Wartakita, MAKASSAR – Walikota Makassar, yang bersepeda menuju TPA berdalih, pemilihan lokasi pelantikan adalah untuk mendekatkan para guru dan para undangan pada salah satu masalah utama kota Makassar, yaitu sampah.
Pelantikan ratusan kepala sekolah (kepsek) SD, SMP dan SMA Kota Makassar, Sulawesi Selatan, di Tempat Pembuangan Akhir (TPA) Antang, Kota Makassar, Rabu (30/3/2016) kemarin menuai banyak kritikan. Ada yang berpendapat guru profesi mulia, tidak sepantasnya direndahkan dengan dilantik di tempat pembuangan akhir sampah.
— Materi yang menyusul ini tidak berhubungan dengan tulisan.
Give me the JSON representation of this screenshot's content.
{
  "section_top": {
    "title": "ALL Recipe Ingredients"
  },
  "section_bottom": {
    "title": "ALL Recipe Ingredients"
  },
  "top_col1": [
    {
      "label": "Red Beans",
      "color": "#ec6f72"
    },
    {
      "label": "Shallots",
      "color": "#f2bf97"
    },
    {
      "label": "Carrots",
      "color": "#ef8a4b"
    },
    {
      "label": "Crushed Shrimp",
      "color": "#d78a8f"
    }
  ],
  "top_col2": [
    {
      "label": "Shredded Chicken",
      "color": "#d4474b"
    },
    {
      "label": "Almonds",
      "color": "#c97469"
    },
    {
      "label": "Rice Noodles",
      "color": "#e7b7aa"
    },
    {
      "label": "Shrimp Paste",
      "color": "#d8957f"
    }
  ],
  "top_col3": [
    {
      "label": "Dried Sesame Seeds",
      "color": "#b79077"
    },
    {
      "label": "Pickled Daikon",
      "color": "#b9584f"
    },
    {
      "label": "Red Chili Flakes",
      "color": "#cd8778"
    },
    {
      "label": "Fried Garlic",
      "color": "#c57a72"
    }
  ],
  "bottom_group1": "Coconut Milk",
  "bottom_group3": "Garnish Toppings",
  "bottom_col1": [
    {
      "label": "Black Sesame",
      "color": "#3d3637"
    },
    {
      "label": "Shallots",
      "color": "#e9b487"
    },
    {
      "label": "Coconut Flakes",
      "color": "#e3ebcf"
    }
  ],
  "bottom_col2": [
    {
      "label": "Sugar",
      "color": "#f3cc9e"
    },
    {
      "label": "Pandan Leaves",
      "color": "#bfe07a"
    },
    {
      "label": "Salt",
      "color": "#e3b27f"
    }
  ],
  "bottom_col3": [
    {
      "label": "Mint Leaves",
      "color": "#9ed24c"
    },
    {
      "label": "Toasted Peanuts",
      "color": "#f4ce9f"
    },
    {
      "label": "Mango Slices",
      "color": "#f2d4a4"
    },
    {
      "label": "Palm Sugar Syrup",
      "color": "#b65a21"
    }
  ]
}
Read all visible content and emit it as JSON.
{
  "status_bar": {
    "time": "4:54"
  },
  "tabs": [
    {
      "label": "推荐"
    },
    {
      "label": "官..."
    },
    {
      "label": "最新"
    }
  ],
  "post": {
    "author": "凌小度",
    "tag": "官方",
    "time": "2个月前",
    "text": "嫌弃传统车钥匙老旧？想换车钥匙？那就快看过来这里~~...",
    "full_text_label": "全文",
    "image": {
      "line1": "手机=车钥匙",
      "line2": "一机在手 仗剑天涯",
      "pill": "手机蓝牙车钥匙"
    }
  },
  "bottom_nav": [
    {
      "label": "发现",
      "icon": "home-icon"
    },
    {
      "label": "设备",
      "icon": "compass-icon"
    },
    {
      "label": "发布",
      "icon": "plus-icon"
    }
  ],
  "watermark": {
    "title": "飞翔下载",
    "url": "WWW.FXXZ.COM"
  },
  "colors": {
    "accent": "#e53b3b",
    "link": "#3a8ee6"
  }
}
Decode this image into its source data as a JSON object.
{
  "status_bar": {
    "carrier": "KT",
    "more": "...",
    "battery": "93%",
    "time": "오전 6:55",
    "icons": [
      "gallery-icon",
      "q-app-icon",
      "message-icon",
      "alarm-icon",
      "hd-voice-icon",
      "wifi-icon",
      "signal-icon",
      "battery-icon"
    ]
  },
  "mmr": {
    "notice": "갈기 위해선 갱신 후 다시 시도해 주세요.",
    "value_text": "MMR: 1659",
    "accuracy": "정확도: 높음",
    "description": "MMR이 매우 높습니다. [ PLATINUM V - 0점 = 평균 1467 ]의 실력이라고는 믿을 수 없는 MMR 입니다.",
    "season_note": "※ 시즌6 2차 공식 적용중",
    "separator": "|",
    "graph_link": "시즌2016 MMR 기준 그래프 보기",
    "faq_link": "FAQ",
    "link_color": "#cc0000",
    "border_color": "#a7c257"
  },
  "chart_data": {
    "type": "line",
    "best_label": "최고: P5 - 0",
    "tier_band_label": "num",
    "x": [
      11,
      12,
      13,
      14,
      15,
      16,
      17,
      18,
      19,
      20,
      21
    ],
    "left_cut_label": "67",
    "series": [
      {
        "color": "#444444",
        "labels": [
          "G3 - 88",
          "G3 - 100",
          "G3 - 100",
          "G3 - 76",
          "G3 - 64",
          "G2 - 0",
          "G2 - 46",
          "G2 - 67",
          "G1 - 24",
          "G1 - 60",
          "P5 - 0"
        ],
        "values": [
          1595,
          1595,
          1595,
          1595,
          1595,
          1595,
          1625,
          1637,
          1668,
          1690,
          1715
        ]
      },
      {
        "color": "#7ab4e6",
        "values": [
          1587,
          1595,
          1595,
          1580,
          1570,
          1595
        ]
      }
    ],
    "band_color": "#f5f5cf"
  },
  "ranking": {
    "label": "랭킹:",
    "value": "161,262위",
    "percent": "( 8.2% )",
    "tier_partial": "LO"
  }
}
TPA bukan kali pertama dijadikan sebagai lokasi seremonial, pada pilpres 10 tahun silam TPA juga digunakan sebagai tempat deklarasi pasangan capres dan cawapres. Pertanyaannya masih efektifkah penggunaan simbol-simbol dalam membangun kesadaran?
Efektif atau tidak penggunaan simbol, tergantung tujuannya. Bila bertujuan mencari sorotan perhatian, maka pelantikan di TPA kemarin berhasil. Lepas dari apa bentuk perhatian yang diterima.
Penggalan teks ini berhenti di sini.